How would one show that for positive $a,b,c,d$ and $a+b+c+d = 4$ that $$ \frac{a}{b} + \frac{b}{c} + \frac{c}{d} + \frac{d}{a} \leq \frac{4}{abcd} $$

Consider

$$\left(\frac{a}{b} + \frac{b}{c} + \frac{c}{d} + \frac{d}{a}\right)abcd = a^2cd + b^2ad + c^2ab + d^2bc = ac(ad + bc) + bd(ab + cd)$$

Since there is cyclic symmetry, we can assume that $ad + bc \le ab + cd$.

So

$$ac(ad + bc) + bd(ab + cd) \le (ac + bd)(ab + cd)$$

Now $xy \le \left(\frac{x+y}{2}\right)^2$

and so

$$(ac + bd)(ab + cd) \le \left(\frac{ac + bd + ab + cd}{2}\right)^2 = \left(\frac{(a+d)(b+c)}{2}\right)^2$$

Applying $xy \le \left(\frac{x+y}{2}\right)^2$ again we get

$$\left(\frac{(a+d)(b+c)}{2}\right)^2 \le \left(\frac{\left(\frac{a+b+c+d}{2}\right)^2}{2}\right)^2 = 4$$

Thus $$\left(\frac{a}{b} + \frac{b}{c} + \frac{c}{d} + \frac{d}{a}\right)abcd \le 4$$

and so

$$\frac{a}{b} + \frac{b}{c} + \frac{c}{d} + \frac{d}{a} \le \frac{4}{abcd}$$

What we have shown is that, for four positive numbers,

$$ \left(\frac{a+b+c+d}{4}\right)^4 \ge abcd\frac{\left(\frac{a}{b} + \frac{b}{c} + \frac{c}{d}+ \frac{d}{a}\right)}{4}$$

and since $\frac{a}{b} + \frac{b}{c} + \frac{c}{d}+ \frac{d}{a} \ge 4$, this inequality is stronger than $\text{AM} \ge \text{GM}$ for $4$ numbers.
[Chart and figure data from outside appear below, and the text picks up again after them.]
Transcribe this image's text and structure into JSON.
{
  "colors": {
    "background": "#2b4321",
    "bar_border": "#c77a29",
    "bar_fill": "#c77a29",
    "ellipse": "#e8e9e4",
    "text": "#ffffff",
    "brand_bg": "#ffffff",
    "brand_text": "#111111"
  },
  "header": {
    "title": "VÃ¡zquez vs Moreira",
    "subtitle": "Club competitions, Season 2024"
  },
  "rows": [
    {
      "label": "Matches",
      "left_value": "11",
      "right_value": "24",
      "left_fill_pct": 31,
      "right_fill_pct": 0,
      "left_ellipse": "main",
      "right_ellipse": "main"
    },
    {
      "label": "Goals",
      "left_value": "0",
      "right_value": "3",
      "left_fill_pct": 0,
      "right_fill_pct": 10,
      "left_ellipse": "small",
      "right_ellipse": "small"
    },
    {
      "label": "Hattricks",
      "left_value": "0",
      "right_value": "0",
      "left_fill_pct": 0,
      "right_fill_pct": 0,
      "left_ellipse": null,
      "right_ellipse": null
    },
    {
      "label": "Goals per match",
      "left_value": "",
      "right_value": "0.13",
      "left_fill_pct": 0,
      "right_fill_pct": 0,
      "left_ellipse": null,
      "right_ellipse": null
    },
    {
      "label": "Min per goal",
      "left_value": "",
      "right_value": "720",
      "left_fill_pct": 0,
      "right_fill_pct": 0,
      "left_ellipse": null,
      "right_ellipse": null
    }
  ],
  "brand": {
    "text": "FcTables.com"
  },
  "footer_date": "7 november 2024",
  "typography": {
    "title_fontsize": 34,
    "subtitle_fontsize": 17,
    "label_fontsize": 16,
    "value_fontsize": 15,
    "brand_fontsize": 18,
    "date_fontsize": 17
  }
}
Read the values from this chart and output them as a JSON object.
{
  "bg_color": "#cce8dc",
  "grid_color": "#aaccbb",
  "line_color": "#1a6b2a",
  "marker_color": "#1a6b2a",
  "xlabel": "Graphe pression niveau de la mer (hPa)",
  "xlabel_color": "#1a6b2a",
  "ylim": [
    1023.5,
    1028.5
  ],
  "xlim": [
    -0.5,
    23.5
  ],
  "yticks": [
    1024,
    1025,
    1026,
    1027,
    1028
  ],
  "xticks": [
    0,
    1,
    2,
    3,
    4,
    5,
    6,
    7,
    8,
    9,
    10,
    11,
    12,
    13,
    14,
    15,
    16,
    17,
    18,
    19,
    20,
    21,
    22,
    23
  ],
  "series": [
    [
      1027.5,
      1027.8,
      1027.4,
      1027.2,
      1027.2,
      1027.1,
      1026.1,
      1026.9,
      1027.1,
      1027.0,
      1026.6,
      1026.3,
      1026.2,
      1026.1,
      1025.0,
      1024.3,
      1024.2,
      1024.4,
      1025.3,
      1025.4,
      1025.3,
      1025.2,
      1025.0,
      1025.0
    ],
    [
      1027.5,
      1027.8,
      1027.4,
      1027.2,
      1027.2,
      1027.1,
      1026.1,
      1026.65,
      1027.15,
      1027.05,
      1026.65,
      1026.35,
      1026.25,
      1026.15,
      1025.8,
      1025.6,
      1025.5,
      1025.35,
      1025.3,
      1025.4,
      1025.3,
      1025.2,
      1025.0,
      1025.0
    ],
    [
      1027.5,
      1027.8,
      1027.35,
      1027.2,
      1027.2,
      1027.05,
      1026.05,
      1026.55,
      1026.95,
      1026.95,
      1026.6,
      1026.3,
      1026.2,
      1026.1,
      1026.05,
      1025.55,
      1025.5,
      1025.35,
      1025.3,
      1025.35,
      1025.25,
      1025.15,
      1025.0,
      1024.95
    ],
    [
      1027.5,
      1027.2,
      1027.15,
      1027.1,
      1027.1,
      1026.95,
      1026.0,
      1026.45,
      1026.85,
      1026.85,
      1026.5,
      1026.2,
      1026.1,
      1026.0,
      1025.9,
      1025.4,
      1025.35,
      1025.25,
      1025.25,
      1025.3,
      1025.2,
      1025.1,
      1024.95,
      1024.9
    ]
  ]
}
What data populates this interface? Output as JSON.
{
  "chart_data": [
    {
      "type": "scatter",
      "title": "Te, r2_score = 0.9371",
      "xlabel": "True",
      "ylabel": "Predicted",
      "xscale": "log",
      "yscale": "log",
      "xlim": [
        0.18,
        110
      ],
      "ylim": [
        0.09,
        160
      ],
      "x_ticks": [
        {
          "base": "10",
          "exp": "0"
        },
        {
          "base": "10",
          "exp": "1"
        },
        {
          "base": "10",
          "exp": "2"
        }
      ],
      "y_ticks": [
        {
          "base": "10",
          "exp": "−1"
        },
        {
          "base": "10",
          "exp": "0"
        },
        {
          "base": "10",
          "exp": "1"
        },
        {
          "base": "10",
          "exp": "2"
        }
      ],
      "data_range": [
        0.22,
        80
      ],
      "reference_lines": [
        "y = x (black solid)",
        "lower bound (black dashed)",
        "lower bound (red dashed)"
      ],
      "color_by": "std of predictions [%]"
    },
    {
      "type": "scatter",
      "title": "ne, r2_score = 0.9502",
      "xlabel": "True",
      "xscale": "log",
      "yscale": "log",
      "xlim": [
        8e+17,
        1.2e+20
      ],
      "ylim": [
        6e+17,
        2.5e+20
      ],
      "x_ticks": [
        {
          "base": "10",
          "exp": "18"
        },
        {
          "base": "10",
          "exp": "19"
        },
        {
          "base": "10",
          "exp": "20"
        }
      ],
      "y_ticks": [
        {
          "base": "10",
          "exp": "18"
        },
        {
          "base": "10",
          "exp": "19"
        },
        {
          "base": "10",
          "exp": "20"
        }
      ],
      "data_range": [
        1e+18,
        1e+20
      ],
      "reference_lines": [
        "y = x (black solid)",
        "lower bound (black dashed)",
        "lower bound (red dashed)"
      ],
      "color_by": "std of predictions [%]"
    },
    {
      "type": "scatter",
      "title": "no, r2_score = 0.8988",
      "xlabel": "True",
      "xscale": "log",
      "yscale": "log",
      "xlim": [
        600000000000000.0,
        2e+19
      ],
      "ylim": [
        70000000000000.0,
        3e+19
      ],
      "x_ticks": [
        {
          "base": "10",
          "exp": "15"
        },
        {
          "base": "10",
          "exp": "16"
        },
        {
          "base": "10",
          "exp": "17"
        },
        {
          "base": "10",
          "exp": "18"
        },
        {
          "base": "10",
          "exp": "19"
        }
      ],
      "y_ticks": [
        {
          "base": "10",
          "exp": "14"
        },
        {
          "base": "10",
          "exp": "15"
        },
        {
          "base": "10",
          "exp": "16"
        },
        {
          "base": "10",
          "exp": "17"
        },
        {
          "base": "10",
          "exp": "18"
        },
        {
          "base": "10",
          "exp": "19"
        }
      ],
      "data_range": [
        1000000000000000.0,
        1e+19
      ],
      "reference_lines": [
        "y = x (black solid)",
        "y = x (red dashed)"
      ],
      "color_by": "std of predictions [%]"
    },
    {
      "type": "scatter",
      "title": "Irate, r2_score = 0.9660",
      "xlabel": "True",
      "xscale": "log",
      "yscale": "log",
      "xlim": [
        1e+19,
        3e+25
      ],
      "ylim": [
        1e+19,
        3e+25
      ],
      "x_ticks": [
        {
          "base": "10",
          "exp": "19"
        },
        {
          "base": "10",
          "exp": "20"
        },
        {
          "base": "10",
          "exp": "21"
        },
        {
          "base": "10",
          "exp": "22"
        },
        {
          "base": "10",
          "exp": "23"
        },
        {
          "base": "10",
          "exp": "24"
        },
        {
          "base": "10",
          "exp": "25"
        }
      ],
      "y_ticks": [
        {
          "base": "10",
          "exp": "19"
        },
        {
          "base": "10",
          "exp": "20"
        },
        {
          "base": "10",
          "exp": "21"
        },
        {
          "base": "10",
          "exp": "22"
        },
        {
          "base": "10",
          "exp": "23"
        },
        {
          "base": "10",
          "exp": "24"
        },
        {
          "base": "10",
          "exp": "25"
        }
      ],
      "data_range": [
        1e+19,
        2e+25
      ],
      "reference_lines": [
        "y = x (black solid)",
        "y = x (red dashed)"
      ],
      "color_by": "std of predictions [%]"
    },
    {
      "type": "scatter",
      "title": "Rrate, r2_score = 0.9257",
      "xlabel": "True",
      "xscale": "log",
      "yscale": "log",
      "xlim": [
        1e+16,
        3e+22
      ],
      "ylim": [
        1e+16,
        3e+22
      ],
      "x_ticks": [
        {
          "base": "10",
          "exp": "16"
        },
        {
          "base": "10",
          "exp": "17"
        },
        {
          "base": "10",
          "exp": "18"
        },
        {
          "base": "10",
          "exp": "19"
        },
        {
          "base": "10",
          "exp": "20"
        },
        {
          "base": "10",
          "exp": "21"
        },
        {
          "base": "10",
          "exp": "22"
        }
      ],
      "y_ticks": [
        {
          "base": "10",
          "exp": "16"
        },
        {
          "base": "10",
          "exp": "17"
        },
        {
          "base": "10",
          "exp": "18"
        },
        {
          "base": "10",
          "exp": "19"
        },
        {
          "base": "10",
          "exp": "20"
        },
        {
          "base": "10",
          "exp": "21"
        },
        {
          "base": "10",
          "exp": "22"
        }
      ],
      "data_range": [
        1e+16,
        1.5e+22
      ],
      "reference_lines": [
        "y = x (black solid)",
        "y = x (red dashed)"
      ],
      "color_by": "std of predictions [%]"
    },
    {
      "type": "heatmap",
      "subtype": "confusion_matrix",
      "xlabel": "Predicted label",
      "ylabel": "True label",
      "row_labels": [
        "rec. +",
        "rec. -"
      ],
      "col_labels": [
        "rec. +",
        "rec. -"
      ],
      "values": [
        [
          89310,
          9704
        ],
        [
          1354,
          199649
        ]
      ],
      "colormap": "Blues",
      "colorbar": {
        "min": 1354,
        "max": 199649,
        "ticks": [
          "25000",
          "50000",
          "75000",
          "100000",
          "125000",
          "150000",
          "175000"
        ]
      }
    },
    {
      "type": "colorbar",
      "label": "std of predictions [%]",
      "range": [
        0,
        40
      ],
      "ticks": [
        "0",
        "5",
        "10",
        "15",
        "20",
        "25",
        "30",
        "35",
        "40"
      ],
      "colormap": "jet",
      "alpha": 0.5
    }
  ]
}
Somewhat surprisingly, we only used $\text{AM} \ge \text{GM}$ (twice) to prove it! And for two numbers, a similar inequality is actually false!

Aryabhata's nice proof can be restated as :

$$ (ac+bd)((a+b+c+d)^4 - 64(abcc+bcdd+cdaa+dabb)) \\ =ac(16(ac+bd-ad-bc)^2+(a+b-c-d)^2((a+b+c+d)^2+4(a+b)(c+d))) \\ +bd(16(ac+bd-ab-cd)^2+(b+c-d-a)^2((a+b+c+d)^2+4(b+c)(d+a))) \\ \ge 0$$

Therefore, if $a+b+c+d = 4$, $abcc+bcdd+cdaa+dabb \le 4$.